Just imagine, for a moment, living in poverty (in this economic climate, no less) and knowing that your child is attending one of the 100 worst schools in any state. Imagine the feelings of complete and utter hopelessness. This legislation provides immediate options to parents, and it will incentivize public schools to improve. The legislation also includes a provision increasing funding for the state’s Educational Improvement Tax Credit (EITC) Program, a highly popular initiative that helps children from low- and middle-income families receive corporate scholarships to go to private schools. That program saves state taxpayers hundreds of millions of dollars while providing companies with incentives for helping improve education.

The bill that passed last night in the Pennsylvania Senate is no small proposal. It’s significant, it’s targeted and it will change the face of Pennsylvania education — in a good way. And, it’s making headway thanks, in no small part, to Democratic leaders.
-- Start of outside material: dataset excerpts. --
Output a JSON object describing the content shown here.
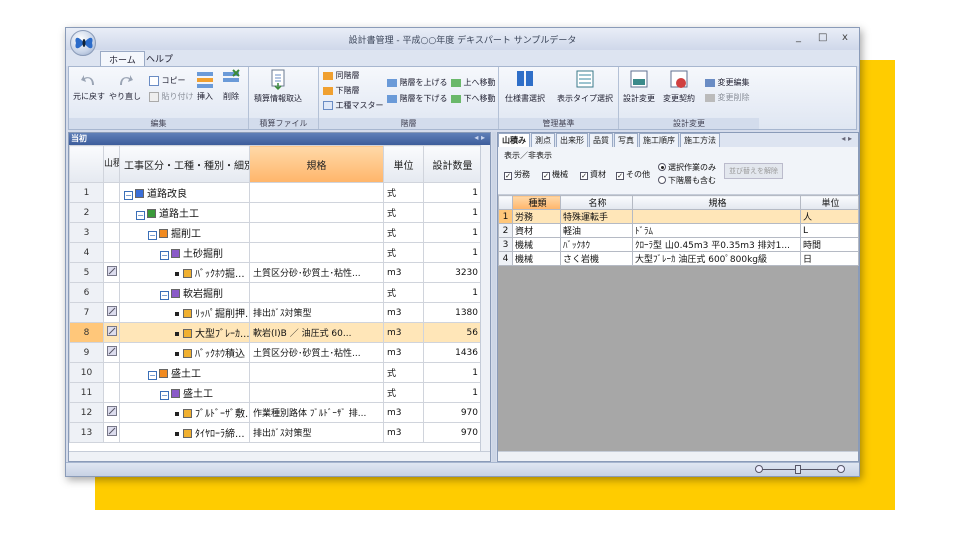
{
  "window": {
    "title": "設計書管理 - 平成○○年度 デキスパート サンプルデータ",
    "controls": [
      "_",
      "□",
      "x"
    ]
  },
  "ribbon_tabs": [
    "ホーム",
    "ヘルプ"
  ],
  "ribbon": {
    "edit": {
      "undo": "元に戻す",
      "redo": "やり直し",
      "copy": "コピー",
      "paste": "貼り付け",
      "insert": "挿入",
      "delete": "削除",
      "label": "編集"
    },
    "file": {
      "import": "積算情報取込",
      "label": "積算ファイル"
    },
    "layer": {
      "same": "同階層",
      "lower": "下階層",
      "master": "工種マスター",
      "up_level": "階層を上げる",
      "down_level": "階層を下げる",
      "move_up": "上へ移動",
      "move_down": "下へ移動",
      "label": "階層"
    },
    "manage": {
      "spec_select": "仕様書選択",
      "display_type": "表示タイプ選択",
      "label": "管理基準"
    },
    "change": {
      "design_change": "設計変更",
      "change_contract": "変更契約",
      "change_edit": "変更編集",
      "change_delete": "変更削除",
      "label": "設計変更"
    }
  },
  "left": {
    "header": "当初",
    "nav": "◂ ▸",
    "columns": {
      "yamazumi": "山積み",
      "item": "工事区分・工種・種別・細別",
      "spec": "規格",
      "unit": "単位",
      "qty": "設計数量"
    },
    "rows": [
      {
        "n": "1",
        "name": "道路改良",
        "spec": "",
        "unit": "式",
        "qty": "1",
        "lvl": 0,
        "ic": "blue",
        "ck": false
      },
      {
        "n": "2",
        "name": "道路土工",
        "spec": "",
        "unit": "式",
        "qty": "1",
        "lvl": 1,
        "ic": "green",
        "ck": false
      },
      {
        "n": "3",
        "name": "掘削工",
        "spec": "",
        "unit": "式",
        "qty": "1",
        "lvl": 2,
        "ic": "orange",
        "ck": false
      },
      {
        "n": "4",
        "name": "土砂掘削",
        "spec": "",
        "unit": "式",
        "qty": "1",
        "lvl": 3,
        "ic": "purple",
        "ck": false
      },
      {
        "n": "5",
        "name": "ﾊﾞｯｸﾎｳ掘...",
        "spec": "土質区分砂･砂質土･粘性...",
        "unit": "m3",
        "qty": "3230",
        "lvl": 4,
        "ic": "leaf",
        "ck": true
      },
      {
        "n": "6",
        "name": "軟岩掘削",
        "spec": "",
        "unit": "式",
        "qty": "1",
        "lvl": 3,
        "ic": "purple",
        "ck": false
      },
      {
        "n": "7",
        "name": "ﾘｯﾊﾟ掘削押...",
        "spec": "排出ｶﾞｽ対策型",
        "unit": "m3",
        "qty": "1380",
        "lvl": 4,
        "ic": "leaf",
        "ck": true
      },
      {
        "n": "8",
        "name": "大型ﾌﾞﾚｰｶ...",
        "spec": "軟岩(Ⅰ)B ／ 油圧式 60...",
        "unit": "m3",
        "qty": "56",
        "lvl": 4,
        "ic": "leaf",
        "ck": true,
        "sel": true
      },
      {
        "n": "9",
        "name": "ﾊﾞｯｸﾎｳ積込",
        "spec": "土質区分砂･砂質土･粘性...",
        "unit": "m3",
        "qty": "1436",
        "lvl": 4,
        "ic": "leaf",
        "ck": true
      },
      {
        "n": "10",
        "name": "盛土工",
        "spec": "",
        "unit": "式",
        "qty": "1",
        "lvl": 2,
        "ic": "orange",
        "ck": false
      },
      {
        "n": "11",
        "name": "盛土工",
        "spec": "",
        "unit": "式",
        "qty": "1",
        "lvl": 3,
        "ic": "purple",
        "ck": false
      },
      {
        "n": "12",
        "name": "ﾌﾞﾙﾄﾞｰｻﾞ敷...",
        "spec": "作業種別路体 ﾌﾞﾙﾄﾞｰｻﾞ 排...",
        "unit": "m3",
        "qty": "970",
        "lvl": 4,
        "ic": "leaf",
        "ck": true
      },
      {
        "n": "13",
        "name": "ﾀｲﾔﾛｰﾗ締...",
        "spec": "排出ｶﾞｽ対策型",
        "unit": "m3",
        "qty": "970",
        "lvl": 4,
        "ic": "leaf",
        "ck": true
      }
    ]
  },
  "right": {
    "tabs": [
      "山積み",
      "測点",
      "出来形",
      "品質",
      "写真",
      "施工順序",
      "施工方法"
    ],
    "nav": "◂ ▸",
    "options": {
      "group_label": "表示／非表示",
      "labor": "労務",
      "machine": "機械",
      "material": "資材",
      "other": "その他",
      "only_selected": "選択作業のみ",
      "include_lower": "下階層も含む",
      "release": "並び替えを解除"
    },
    "columns": {
      "kind": "種類",
      "name": "名称",
      "spec": "規格",
      "unit": "単位"
    },
    "rows": [
      {
        "n": "1",
        "kind": "労務",
        "name": "特殊運転手",
        "spec": "",
        "unit": "人",
        "sel": true
      },
      {
        "n": "2",
        "kind": "資材",
        "name": "軽油",
        "spec": "ﾄﾞﾗﾑ",
        "unit": "L"
      },
      {
        "n": "3",
        "kind": "機械",
        "name": "ﾊﾞｯｸﾎｳ",
        "spec": "ｸﾛｰﾗ型 山0.45m3 平0.35m3 排対1...",
        "unit": "時間"
      },
      {
        "n": "4",
        "kind": "機械",
        "name": "さく岩機",
        "spec": "大型ﾌﾞﾚｰｶ 油圧式 600ﾟ800kg級",
        "unit": "日"
      }
    ]
  },
  "colors": {
    "highlight": "#ffb56a",
    "header": "#3d5d9b",
    "accent": "#ffcc00"
  }
}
Pennsylvania isn’t the only state passing education reform measures with bipartisan support. Across the Delaware River, in New Jersey, another bipartisan team — and we’re not talking “token Democrats” in either state, we’re talking Democratic heavyweights — is championing a scholarship tax credit proposal for low-income kids. Indeed, school choice is smashing through the status quo’s invisible Northeastern firewall in a year when nearly a dozen states have enacted or expanded private school choice programs.

Over the last five years, I’ve had the privilege of traveling across the country and meeting with people who support school choice — and with the families who benefit from it. I can attest to this: the climate for education reform is changing.

In just the past 24 months, I’ve been to Florida, Georgia, Louisiana,  North Carolina, Ohio, Wisconsin and Washington, D.C. (not to mention Pennsylvania and New Jersey, of course) for the specific purpose of interviewing Democratic elected officials who support private school choice, including school vouchers and scholarship tax credits. There are a lot of them! And they’re vocal. These school choice-supporting Dems see vouchers and tax credits as the natural extension of the movement to empower low-income families — not as a Republican initiative, a move to “privatize” schools, or a way to “demonize” anyone.

We need more leaders who are willing to cast aside what “traditional” party orthodoxy says they should do or say and instead stand up in favor of families, regardless of the political consequences. It can’t be easy. But it’s the right, courageous thing to do, and it’s the only way that educational opportunity will benefit children in the bluest of our states.

Andrew Campanella is the author of four consecutive editions of the “School Choice Yearbook” and has served as senior adviser to the Alliance for School Choice and the American Federation for Children. In November, he will begin work as the vice president of public affairs for National School Choice Week.